13.1. We will not be responsible for compliance with our obligations under these Terms of Sale in the event of a force majeure event. Force majeure means the situation in which the performance of our obligations is wholly or partly, temporarily or otherwise, prevented by circumstances beyond our control. The following, in particular, are regarded as force majeure: official animal diseases, government measures, war, revolt, strike, lock-out, fire, machine failure, insufficient supply, interruption of transport or any other circumstances beyond our control that make normal delivery impossible.
13.2. In the event of force majeure, these obligations shall be suspended and we shall make all reasonable efforts to limit the consequences of the force majeure situation. In the event that the force majeure lasts for more than [two (2)] months, each Party shall be entitled to rescind the Contract by giving written notice to the other Party, without the Parties owing each other any compensation (except for the reimbursement of the product paid by you and not delivered).
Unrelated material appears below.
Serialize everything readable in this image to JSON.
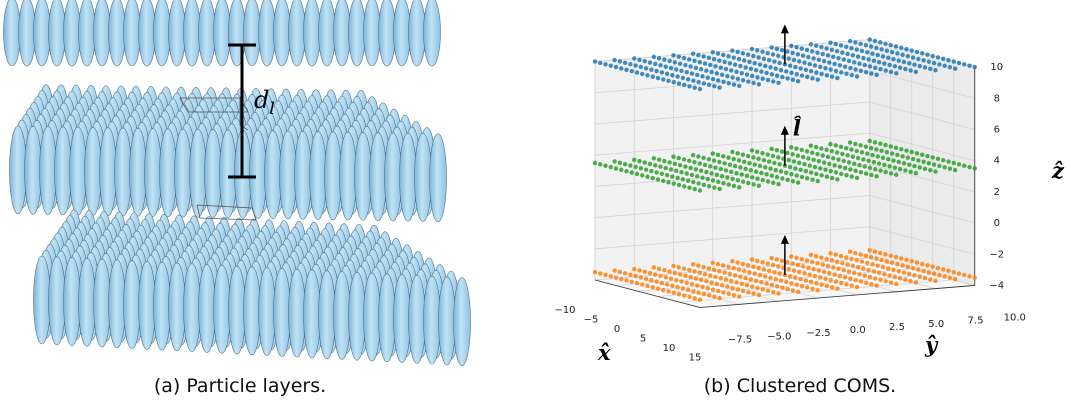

14.1. If any provision of these Terms of Sale (or part thereof) is held to be void, invalid or unenforceable, such voidness, invalidity or unenforceability shall not in any way affect the validity or enforceability of the remaining provisions of these Terms of Sale. In the event of nullity, invalidity or unenforceability, the Parties shall, to the extent possible, negotiate to replace the null, invalid or unenforceable provision (or part thereof) with an equivalent provision that complies with the spirit of these Terms of Sale.
14.2. Our failure to demand the strict application of any of the provisions of these Terms of Sale may not be construed as a tacit waiver of our rights, nor shall it prevent us from demanding the strict application of these provisions at a later date.
14.3. These Terms of Sale, including any references contained in the Terms of Sale, fully reflect the rights and obligations of the Parties and supersede all previous agreements and proposals, whether oral or written, including any terms and conditions of the Parties.
14.4. The Terms of Sale shall always and exclusively apply to all present and future Agreements between you and us, except in the case of an express deviation. An express deviation shall only be valid to the extent that it is the result of a mutual agreement between you and us expressly recorded in writing. Express deviations are valid only to replace or supplement the clauses to which they relate. The other provisions of these Terms of Sale shall continue to apply in full.
15. APPLICABLE LAW/COMPETENT COURT
15.1. To the extent permitted by law, all agreements to which these Terms of Sale apply shall be governed by Belgian law, to the exclusion of the Vienna Convention on Contracts for the International Sale of Goods.
15.2. Any dispute concerning the interpretation or application of these Terms of Sale shall be subject to the exclusive jurisdiction of the courts where our registered office is situated, unless another court is imperatively prescribed by law.